コラボレーションベストアルバムと開催中のツアーについて語ったSKY-HIインタビュー前編はこちら
――ソロデビューの以前は、レーベル非公認でMCバトルに出場していた時期もあったそうですね。「戦極 MCBATTLE」主催のMC正社員さんが、その頃の日高さんにネット経由で連絡を取ってバトルに出てもらった……という話をしていました。
SKY-HI(以下略)「MC正社員akaウニカリーね。mixiで連絡してきたんですよ(笑)」
――2009年のMCバトルでは、崇勲(『UMB2015 GRAND CHAMPIONSHIP FINAL』などで優勝経験を持つラッパー)と対戦していたという話も聞きました。

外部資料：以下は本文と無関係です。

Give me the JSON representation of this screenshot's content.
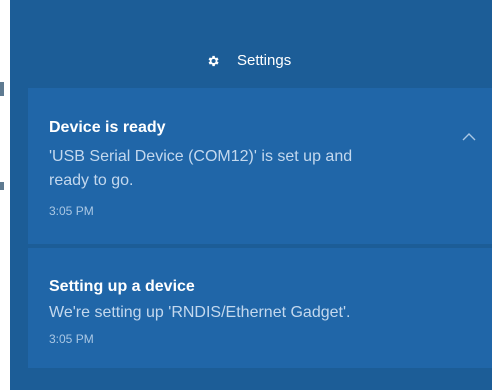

「そうそう。俺、昔のバトルは誰といつ戦ったのか忘れてることが多いんですけど、そのバトルはすっげー覚えてますね。たしかベスト4で崇勲に当たったんじゃないかな。崇勲は俺のことをひたすら褒めてきて、なすすべもなく負けたんですよ」
――バトルなのにディスってこないんですね(笑)。
「着ている服を褒めたりとか、あの手この手で褒め続けて勝つ……っていうね(笑)。相手の着ている服とかをディスるのは、バトルではよくある手段で、2005~6年の頃はKREVAさんがよくやっていたんだけど、2010年頃はそれも古くなっている時代で。そんな時期に崇勲は、ものすごい圧で服を褒めてきて、『どこで買ったの!それ!』とか言ってくるんですよ(笑)。しかも俺に勝ったあとの決勝でも俺の話をしてて。意味わかんないでしょ?」
――客席もバカ受けしそうですね。
「最終的に大熱狂でしたね。当時は『客席』っていっても、見ているのはほぼ出場者だけ。その日のバトルもエントリーが32人で、お客さんは出演者も入れて50人くらいだったんじゃないかな」
――出演者がほぼ客席に移っただけという。
「そうそうそう。だから負けた直後のヤツとかは、もうロクに判定する気もなくて。そういう現場をくぐり抜けてきましたね(笑)」
――今はMCバトルもブームと言われていて、ネット上にバトルの動画も山ほど転がっていますけど、当時はMCバトルに出ているラッパーも知る人ぞ知る存在だったんでしょうね。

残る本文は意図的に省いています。